Title Fight – Hyperview
Being the band that seem to set the pace in their corner of the world, Title Fight slowed it all the way down on Hyperview. Filing down their hardcore edge with meandering shoegaze didn’t seem to lose any of the energy, however, and it proved one of the more successful experiments of a time when every band in their circle seemed to be having an identity crisis.
Balance And Composure – Light We Made
This one seemed to go under the radar a little when it was released, and that really shouldn’t have been the case. For a while, Balance And Composure were likened to ‘baby’ versions of just about every emo band under the sun, but with Light We Made they stepped far out of that shadow and created something simultaneously sinister and inviting. This is a tough one to sell, given that its strength lies mostly in the indescribable ‘vibe’ it creates on a full listen, but let curiosity take charge here and check it out.

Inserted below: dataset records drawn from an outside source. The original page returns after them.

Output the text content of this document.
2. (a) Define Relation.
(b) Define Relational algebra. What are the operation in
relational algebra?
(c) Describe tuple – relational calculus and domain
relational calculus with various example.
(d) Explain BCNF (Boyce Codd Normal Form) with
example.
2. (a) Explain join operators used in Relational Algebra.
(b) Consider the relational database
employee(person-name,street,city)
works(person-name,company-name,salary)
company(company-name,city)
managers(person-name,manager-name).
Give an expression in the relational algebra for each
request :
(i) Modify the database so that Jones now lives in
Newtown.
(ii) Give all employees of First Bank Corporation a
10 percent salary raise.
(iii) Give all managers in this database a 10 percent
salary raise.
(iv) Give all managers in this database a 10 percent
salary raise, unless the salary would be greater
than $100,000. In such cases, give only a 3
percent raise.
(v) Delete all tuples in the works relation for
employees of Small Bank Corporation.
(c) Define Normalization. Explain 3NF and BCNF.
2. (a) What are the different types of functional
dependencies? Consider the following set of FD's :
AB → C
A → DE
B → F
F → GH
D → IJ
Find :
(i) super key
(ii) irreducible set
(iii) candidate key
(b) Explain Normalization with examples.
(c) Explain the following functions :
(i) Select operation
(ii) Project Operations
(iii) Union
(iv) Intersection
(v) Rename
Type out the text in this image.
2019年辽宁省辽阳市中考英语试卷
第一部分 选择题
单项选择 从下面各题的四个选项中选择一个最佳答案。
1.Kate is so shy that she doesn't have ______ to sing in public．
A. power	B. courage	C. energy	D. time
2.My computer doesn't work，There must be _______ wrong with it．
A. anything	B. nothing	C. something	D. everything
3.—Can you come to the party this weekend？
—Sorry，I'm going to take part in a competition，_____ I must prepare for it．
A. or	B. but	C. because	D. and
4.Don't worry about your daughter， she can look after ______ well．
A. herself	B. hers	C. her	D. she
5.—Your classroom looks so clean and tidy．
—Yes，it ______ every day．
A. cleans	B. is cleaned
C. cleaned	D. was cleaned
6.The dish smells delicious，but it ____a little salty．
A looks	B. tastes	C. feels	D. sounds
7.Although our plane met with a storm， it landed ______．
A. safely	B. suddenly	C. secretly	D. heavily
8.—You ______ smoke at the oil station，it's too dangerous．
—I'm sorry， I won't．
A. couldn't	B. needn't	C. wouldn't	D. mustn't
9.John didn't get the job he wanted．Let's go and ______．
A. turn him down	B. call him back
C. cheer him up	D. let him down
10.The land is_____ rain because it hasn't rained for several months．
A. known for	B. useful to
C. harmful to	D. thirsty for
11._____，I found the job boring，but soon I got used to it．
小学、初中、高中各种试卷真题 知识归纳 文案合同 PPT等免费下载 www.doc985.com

Manchester Orchestra – Black Mile To The Surface
Andy Hull’s songwriting has always suited the colder months and Manchester Orchestra’s fifth album is exceptional. Grand and cinematic, Black Mile… will wrap you up in its narrative and astound you with its depth.
Into It. Over It. – Intersections
This is a collection of some of the best songs that have ever been written about renewal and a perfect reminder of just how good earnestness can sound. You can almost hear the leaves changing colour as IIOI’s wandering guitars bounce around in your headphones.
Pity Sex – Feast Of Love
Not all of these albums are here to bum you out. Pity Sex instead offer an understanding comfort in their weariness, making for an album that’s a perfect soundtrack to some good old fashioned responsibility shirking. Shame the band broke up, really. This album showed so much promise.
Caracara – Summer Megalith
Don’t let the title deceive you, this album from Philly emos Caracara is anything but summery. Taking as many unpredictable turns as the autumn weather, Summer Megalith is a perfect example of where emo goes after a‘revival’. Atmospheric, experimental, and absolutely brilliant.